見解の相違というよりは、価値判断の相違といえるだろう(特殊な偏向した短期の価値判断と、一般の長期の視点による価値判断である)

 さまざまなことがとり沙汰されている。国会での政権与党による虚偽答弁や、公文書の改ざんや、上の者が責任をとらないで下の者に押しつけるあり方などである。これらのことについて、財務相は、見解の相違であると言っていた。財務相は、見解の相違と言っているけど、この見解には個人としてはうなずきづらい。そんなことで片づけてしまってすむものではないだろう。

 財務相が言うように、見解の相違があるのだとすることもできる。いまは、相違がありすぎることが問題になってしまっている。なので、相違があるというよりは、相違がありすぎると言うのがふさわしい。そこを何とかしなければならない。

 見解の相違があるのを見てみると、二つの見解のうちで、どちらがより合理的なのかを見ることができる。それについてを話し合うことがいる。それが議論をするということであり、たんに見解の相違があると言うだけでは、話し合いにもなっていないし、議論にもなっていない。

 とり沙汰されていることの真相の究明にとり組むのはなくてはならないものであり、そこについて見解の相違があるようではおかしい。
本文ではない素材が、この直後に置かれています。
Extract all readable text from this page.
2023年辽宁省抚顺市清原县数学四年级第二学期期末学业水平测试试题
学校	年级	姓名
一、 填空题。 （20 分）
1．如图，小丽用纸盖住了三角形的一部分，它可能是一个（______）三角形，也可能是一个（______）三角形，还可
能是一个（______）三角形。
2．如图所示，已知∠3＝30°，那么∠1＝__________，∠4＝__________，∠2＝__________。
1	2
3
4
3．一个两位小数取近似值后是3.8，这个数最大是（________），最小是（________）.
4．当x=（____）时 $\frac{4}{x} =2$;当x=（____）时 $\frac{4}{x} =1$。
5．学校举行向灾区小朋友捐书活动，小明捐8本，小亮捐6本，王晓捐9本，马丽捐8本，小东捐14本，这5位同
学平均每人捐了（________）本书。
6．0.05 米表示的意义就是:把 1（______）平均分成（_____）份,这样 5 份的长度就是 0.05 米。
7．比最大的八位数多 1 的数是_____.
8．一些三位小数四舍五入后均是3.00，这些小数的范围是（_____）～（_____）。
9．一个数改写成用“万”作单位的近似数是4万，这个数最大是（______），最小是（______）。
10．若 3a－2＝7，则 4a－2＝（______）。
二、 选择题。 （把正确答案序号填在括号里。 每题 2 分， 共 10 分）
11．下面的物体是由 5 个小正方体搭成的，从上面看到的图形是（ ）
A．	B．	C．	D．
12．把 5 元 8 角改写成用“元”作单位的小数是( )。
それについては見解が一致していないと、話し合いにもならないし議論にもならない。いまは、それについての見解がぜんぜん一致していない状況だろう。なのでものごとがうまく進んでいない。

 政権与党は、自由主義の観点をふまえて、反転可能性や入れ替え可能性をとるようにするのがのぞましい。反転や入れ替えをすることがなく、自分たちの立場を固定してしまっているので、自分たちの見解を手放せなくなり、それで折り合えなくなっている。社会学者のカール・マンハイムが言っているという、存在の被拘束性がとても強くなっているのである。それを和らげるようにすることがいる。そうしないと、政権与党だけでなく、多くの国民までが不毛なもめごとにつき合わされて巻きこまれてしまう。政権与党は、存在の被拘束性を自分たちで和らげて、自己欺まんの自尊心を相対化することがいる。